カウンター8席ほど、奥には小さなテーブル席。
ダーツ、卓球台もあります。とにかく情報量が多い写真になっていると思うのですが、徐々に、追々。
店主は佐藤剣(つるぎ)君。昼はIT系の仕事をやっています。
「ひろぽんさんですよね。ブログいつも拝見してます。プレミアワンでお見かけしました」
「プレミアワンということはベロベロでしたよね。すみませんw」
「ごりちかのオープンでも一緒でしたよ。登山家の女性がいた日っす」
「あー。若い子たちがいっぱいやって来た、あの中でしたか」
「客として通ってたら気に入ってくれて、ウチで働かないかと。で、ごりちかでも働いていました」
アメリカに5年。帰ってきて、学芸大学のシェアハウスに長く住んで、自分で店を持つ夢をかなえるべく、物件を探すこと約2年。ようやくここに出会いました。
「物件を見たその日に申し込みました」
「いや、ここはいいですよ。もし仮にバーをやるとしたら、僕も絶対ここを選んでました」
「イメージはニューヨークっす。いい大工さんを友達から紹介してもらって、僕もずっと手伝って。壁を塗ったり、DIYで。階段には手伝ってくれた友達25人のサインも入ってます」
印象的なのはこの絵。飾られているわけではありません。壁に直接、描かれています。
「旅行先のメルボルンでたまたま知り合ったグラフィティアーティストがいて、『いつかバーを開いたら描いてくれ』って約束してたんです。そして、実際にバーを開くことになって、兵庫からわざわざ描きに来てくれました。ちょいエロな感じで、ソファーで女の子がジーンズを脱いでるところをお願いしたんです」
階段のグラフィティもカウンター下のグラフィティもアーティスト、BG Worldの手によるもの。なるほど確かにニューヨークって雰囲気。

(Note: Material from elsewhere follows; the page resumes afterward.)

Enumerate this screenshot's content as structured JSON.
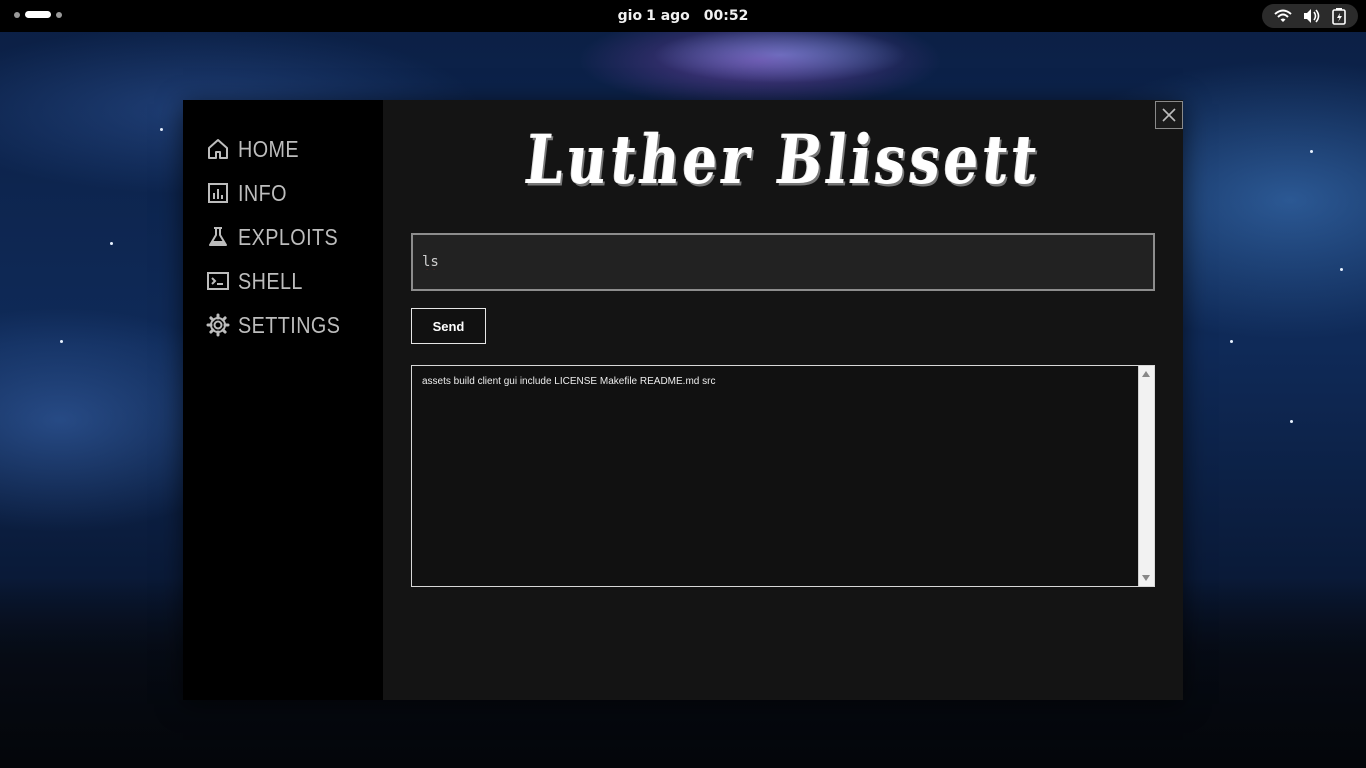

カウンター上にはフルーツやコーヒーが漬け込まれた酒の瓶がずらり。
「市販のリキュールやお茶を使いたくなくて、自分で漬けることにしたんです。基本的には瓶に値段のシールが貼られているものが飲めるものです」
900ではなく9.00としてるのもアメリカっぽいねw
ラムにドライパイナップルを漬けたお酒の紅茶割り。すっきりとした甘さ。しっかりフルーツの味が出ています。
「氷を細長く削ってます」
あー。こういうことか。こうしてるのは初めて見た。面白いな。のこぎりで角氷をこの形に削っているのだとか。氷は下馬の札場氷室。
「Songbirdのみずきさんに紹介してもらったっす」
いろいろ飲み歩いていたりするから顔が広いんだろうな。
「ここも人と人がつながるような場所になればいいなぁと。実際、工事中も手伝ってくれてた友達のリペア屋と大工さんがつながったりしましたし」
目の前でうまそうにビールを飲んでたので、釣られて二杯目はアメリカのビール・パブストブルーリボン(Pabst Blue Ribbon)。
「アメリカでは金のないヤツが飲むビールって言われてて。オシャレなデザインとしても有名なんです。フタがトランプになってたり。味は大したことないんですけどねw これ置いてる店、ほとんどないんじゃないかなぁ」
アメリカでトップクラスの販売数を誇る、アメリカンカルチャーを象徴するビール。いやいや、なかなかおいしいじゃないですか。思っていたよりもしっかりとしたコクがあります。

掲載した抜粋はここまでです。